If the layer is not there then the other questions are not relevant anymore, because that explains your problem fully.
Unfortunately it’s not just the fw_env.config, but actually the u-boot binary itself on the boot partition that you need to update, at least. Not sure if other things might be affected too, but at least from a first glance it might be good enough. Please note that changing that is definitely a single point of failure and might brick the devices. If the devices are easily accessible, rolling out fresh SD cards might be a more time efficient solution, as you don’t need to construct the application update artifacts and test the process.
thank you very much, we’re tracing that path then.

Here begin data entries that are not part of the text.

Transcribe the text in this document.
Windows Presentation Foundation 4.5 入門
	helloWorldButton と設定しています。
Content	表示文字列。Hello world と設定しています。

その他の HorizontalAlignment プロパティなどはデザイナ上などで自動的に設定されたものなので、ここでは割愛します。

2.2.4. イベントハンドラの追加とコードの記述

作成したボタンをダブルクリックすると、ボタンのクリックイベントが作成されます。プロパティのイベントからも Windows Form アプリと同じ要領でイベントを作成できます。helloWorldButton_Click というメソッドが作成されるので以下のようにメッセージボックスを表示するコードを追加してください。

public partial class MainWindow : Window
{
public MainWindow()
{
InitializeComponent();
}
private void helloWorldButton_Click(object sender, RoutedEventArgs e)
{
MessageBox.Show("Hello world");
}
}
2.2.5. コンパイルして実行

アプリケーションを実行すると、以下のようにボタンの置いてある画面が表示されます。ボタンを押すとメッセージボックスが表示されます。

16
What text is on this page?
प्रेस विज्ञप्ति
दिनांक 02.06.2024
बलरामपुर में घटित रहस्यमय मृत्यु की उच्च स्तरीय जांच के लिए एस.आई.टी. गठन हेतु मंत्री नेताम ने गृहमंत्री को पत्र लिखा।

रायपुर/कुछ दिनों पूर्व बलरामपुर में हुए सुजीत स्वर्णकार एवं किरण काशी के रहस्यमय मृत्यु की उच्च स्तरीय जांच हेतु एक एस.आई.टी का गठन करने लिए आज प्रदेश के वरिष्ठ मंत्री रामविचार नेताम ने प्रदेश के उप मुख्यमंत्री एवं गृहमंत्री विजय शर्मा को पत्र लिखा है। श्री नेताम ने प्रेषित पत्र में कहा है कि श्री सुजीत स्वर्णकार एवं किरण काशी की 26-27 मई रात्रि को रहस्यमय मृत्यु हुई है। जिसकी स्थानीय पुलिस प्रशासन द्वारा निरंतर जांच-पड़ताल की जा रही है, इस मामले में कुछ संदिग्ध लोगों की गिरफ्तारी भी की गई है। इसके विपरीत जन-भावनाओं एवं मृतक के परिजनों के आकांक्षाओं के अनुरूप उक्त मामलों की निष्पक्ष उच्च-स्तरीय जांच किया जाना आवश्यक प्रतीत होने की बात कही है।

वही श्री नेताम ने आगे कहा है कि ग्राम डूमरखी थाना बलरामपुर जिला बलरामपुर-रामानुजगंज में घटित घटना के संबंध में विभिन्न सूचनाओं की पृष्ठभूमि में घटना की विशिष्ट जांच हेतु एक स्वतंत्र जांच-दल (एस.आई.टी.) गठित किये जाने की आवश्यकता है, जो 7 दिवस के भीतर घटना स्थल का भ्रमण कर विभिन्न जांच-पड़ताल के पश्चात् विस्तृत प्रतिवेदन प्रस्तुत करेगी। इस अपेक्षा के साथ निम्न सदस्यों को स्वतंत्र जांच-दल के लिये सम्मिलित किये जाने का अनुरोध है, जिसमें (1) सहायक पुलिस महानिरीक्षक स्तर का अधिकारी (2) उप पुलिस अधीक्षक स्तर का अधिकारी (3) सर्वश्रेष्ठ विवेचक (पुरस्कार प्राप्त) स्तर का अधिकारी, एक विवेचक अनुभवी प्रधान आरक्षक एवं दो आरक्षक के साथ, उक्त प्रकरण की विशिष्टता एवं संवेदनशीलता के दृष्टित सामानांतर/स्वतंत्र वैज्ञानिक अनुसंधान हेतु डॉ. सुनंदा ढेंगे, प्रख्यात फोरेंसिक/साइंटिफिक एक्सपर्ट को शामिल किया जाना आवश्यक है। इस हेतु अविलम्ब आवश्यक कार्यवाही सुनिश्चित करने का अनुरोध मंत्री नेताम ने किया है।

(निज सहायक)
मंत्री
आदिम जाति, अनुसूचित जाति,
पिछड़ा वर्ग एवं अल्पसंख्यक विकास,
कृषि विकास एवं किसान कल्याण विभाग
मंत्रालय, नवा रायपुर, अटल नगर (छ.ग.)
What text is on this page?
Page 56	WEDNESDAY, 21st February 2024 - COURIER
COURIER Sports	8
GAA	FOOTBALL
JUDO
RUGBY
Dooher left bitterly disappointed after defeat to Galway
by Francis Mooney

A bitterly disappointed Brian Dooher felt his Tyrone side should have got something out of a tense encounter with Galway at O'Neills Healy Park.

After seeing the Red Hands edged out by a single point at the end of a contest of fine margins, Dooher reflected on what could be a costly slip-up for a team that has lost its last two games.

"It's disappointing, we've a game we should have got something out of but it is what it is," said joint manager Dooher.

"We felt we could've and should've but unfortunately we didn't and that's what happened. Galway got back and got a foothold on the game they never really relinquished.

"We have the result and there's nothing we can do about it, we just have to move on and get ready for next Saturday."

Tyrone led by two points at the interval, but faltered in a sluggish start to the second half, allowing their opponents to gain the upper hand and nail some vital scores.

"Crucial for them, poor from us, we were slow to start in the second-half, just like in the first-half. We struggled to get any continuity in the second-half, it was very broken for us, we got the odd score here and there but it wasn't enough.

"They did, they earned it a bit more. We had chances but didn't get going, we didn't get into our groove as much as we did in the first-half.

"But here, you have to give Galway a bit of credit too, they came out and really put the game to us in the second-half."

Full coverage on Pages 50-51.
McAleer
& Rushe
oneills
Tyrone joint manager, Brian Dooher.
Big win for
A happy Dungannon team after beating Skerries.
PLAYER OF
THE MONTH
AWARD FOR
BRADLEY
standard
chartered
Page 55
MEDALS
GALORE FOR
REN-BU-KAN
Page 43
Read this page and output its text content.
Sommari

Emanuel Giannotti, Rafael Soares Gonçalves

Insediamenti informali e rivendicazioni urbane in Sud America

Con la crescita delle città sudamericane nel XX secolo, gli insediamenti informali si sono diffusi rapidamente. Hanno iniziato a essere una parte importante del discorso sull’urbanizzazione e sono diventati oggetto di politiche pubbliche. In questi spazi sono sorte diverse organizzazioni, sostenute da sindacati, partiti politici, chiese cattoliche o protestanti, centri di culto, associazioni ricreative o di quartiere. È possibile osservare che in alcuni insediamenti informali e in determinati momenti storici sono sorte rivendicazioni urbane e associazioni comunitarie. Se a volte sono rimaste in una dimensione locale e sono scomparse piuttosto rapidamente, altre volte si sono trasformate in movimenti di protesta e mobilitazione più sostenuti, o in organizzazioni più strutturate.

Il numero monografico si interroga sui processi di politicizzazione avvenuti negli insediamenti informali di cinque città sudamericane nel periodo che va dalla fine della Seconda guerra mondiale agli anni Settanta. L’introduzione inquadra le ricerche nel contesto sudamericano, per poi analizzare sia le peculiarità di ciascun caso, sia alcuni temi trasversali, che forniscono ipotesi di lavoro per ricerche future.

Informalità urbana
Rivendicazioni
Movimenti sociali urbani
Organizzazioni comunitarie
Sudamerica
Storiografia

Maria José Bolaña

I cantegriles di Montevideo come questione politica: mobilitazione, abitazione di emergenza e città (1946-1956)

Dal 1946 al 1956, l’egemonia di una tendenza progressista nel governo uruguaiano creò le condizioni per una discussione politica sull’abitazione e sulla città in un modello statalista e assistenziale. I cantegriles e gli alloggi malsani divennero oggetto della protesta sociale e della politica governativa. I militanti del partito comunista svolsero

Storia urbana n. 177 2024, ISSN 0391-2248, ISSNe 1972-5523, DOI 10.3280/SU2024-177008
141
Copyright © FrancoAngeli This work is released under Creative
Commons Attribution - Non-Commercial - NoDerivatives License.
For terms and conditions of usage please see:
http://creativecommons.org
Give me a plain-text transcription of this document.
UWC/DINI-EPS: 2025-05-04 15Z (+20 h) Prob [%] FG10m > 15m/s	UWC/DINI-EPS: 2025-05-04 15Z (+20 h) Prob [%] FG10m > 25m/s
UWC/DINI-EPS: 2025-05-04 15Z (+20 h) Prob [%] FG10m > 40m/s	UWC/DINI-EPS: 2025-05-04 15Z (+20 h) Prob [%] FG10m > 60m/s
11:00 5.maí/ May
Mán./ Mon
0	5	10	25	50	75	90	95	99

In case we’ve found a solution to make it work remotely so that the mender-client consumes the updates, I’ll give an update here. Cause since application updates work like they should, we have the option to inject files into the file system, which might do the trick, in case we’re able to update u-boot and the minimal configurations required.
We could validate that the missing meta-mender-raspberry layer was indeed the source of the problem.
After adding that it’s no problem to issue OS updates anymore. Works without any trouble. Also, when hexdumping the respective address space, you can clearly see the correct configuration now, whereas that was missing completely before the patch. Still wondering why it even booted in the first place, seems there was a fallback bootloader in place which handled that.
In regards of fixing already deployed devices remotely we don’t have a solution yet.
Theoretically it’s possible to update the bootloader remotely, but practically it’s hard to reproduce the exact configurations needed, so that we end up with a useful update package which would maybe allow us to fix up broken devices.
Update:
We skipped the latter part, since supplying new storage media once was ultimately faster.
In theory it should be possible to patch the bootloader remotely via a .deb or .rpm package and do all the modifications required, but for that you’d need a pretty exact configuration. The process was too tedious, which is why we skipped on that and just made a fresh and clean hardware-deployment now.